Despite the essential policy behind the protection of opinion work product, opposing counsel also attempt to bypass the protection of work product by claiming that any mental experiences or techniques exchanged with an expert are not protected from disclosure. This misapprehension of the law is a point that is at the core of the adversarial method. This statement should be firmly opposed.


Expert witness role

Unless otherwise directed by the judicial authority or decided by the parties, an expert witness shall, at the request of the opposing party, produce to all other parties all documents collected, produced and/or relied on by the expert in connection with his or her opinions in the case.

Unless otherwise ordered by the judicial authority upon request, a party may take the deposition of any expert disclosed. Nothing shall impede the right of any party to exercise the privileges of that party, in compliance with the rules of procedure, to make representations or to request the production of any materials, to the degree otherwise observable in connection with the deposition of any expert witness, or to anything contained therein.
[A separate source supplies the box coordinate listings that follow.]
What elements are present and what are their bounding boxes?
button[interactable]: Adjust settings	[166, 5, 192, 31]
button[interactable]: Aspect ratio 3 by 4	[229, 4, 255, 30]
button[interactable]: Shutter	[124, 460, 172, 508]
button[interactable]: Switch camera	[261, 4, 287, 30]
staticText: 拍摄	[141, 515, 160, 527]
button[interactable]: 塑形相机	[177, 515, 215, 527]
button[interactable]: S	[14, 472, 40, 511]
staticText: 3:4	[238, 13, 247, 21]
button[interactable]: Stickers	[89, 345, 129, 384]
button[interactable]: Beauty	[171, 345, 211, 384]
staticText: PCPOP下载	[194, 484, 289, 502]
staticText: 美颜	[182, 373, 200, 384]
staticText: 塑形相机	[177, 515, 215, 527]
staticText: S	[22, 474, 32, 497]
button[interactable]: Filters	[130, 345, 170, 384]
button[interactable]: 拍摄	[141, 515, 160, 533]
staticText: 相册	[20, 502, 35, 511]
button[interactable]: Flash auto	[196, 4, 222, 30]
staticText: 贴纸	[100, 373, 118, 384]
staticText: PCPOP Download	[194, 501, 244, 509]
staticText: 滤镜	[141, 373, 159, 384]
Read literally, 13-4(b)(3) of Ullman v. State which include the creation of notes by an expert on conferences with a lawyer, but which do not include the transmission of information that formed the basis for the expert’s opinion on the case. Such an outcome would negate the well-established absolute protection afforded by Practice Book 13-3(a) and Decades of Common Law to opinion labor goods. It would also make no sense to provide different outcomes depending on whether the work product communicated to the conversation expert has been memorized in the form of notes.

The Connecticut appellate court has not determined whether the immunity for opinion work product has been repealed by the revisions to Practice Book 13-4. The right understanding of the rule is that the opinion work product which has been revealed to an expert is prtected from disclosure.

Tension occurs when, during the discovery, the court orders the creation of details that the lawyer considers in good faith to be a work product covered. The obligation of zealous advocacy and confidentiality of the client may require the lawyer to exhaust all appeals before releasing the opinion work product to the opponent.

In the form of the relevant case, the Supreme Court of Connecticut should take the opportunity to explain that the discovery protection for opinion work product is indeed absolute. Alternatively, the rules of the Practice Book should be amended to state that 13-4(b) (requiring production of all materials received, produced and/or relied on by an expert in accordance with his or her opinions in the case) does not provide absolute protection to the opinion work product encapsulated in 13-3. In addition, there should be an option for an immediate appeal of discovery orders relating to work product immunity (and client privilege) since, if such matters are wrongly determined, the damage cannot be remedied. If the absolute security afforded to such a core work product is undermined, the adversarial mechanism will be weakened, and the interests of all clients will not be well served.